In this sense, history serves a welcome lesson. Following Europe’s Renaissance it was common practice for affluent young men to travel the continent and visit its centers of excellence. The Grand Tour was a means for embracing literature, history, language, and culture in one fell swoop. In return, these tourists gained a greater appreciation for the liberal arts and a year’s credit toward cultural and political hegemony. Their career path was destined.
Alternatively, those less privileged entered into apprenticeships to learn a skilled trade. These mentored relationships provided practical, nuts-and-bolts skill sets, on-the-job training, and an unwavering path toward a specific vocation.
While class structures have changed, there is a similar dichotomy in how we approach education today. Vocational studies such as logistics and supply chain management are pragmatic; they place value on thought and action rather than simply thought. Conversely, a liberal dose of the humanities offers an ephemeral, “touch and feel” introduction to multiple areas of study—a view into the world through others’ eyes. Naturally, we favor the former.
In an ideal world, however, logistics education might embrace measures of both. Today’s undergraduate, post-grad, and career development programs offer a compelling compromise.
Purdue, Michigan State, MIT, Old Dominion, Georgia Tech, and many other universities in the United States and abroad are building global modules and exchanges into their programs. In Merrill Douglas’ globe trotting article, Passport to Knowledge (page 17), you will read about industry veterans and undergraduate students, men and women alike, who are touring the world to view logistics through different scopes, sharing and soliciting best practices along the way.

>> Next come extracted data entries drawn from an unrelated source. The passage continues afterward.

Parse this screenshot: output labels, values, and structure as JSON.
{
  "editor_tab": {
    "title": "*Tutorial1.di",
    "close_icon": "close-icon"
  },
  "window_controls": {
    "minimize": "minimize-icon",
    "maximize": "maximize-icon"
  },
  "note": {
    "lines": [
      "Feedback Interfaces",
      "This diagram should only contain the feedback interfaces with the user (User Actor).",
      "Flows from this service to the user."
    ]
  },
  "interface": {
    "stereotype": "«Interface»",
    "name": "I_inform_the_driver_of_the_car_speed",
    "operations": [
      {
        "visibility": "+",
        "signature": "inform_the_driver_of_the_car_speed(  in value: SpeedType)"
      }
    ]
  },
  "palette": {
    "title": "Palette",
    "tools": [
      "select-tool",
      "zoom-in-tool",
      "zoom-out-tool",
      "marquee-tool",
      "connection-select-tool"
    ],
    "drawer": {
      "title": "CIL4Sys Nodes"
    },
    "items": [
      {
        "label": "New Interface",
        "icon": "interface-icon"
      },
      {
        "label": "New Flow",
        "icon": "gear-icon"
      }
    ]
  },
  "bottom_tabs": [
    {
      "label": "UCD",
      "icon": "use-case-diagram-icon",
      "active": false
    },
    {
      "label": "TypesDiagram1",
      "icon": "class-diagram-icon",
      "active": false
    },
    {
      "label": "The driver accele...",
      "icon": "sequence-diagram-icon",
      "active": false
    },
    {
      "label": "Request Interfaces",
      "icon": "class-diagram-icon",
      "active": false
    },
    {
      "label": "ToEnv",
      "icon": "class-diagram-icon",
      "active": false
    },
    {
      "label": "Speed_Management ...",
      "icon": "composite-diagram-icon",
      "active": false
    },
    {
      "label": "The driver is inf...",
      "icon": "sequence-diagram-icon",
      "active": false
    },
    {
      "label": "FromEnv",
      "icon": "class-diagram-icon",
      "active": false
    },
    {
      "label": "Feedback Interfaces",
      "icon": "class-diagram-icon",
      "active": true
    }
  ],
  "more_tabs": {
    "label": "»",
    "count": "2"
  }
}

These schools offer supply chain students and professionals the best of both worlds, old and new, pragmatic vocational training and cultural engagement. In classrooms and online they absorb instructional training, tactical and strategic; in the global lab they see and learn how logisticians apply these skills in different ways.
We value the importance of logistics education because it applies practical skills to strategic challenges; it empowers our workforce to be movers and shakers; it creates jobs; and it makes our economy more competitive.
Increasingly, logistics education also provides a window to the world. It’s everything and anything you want it to be.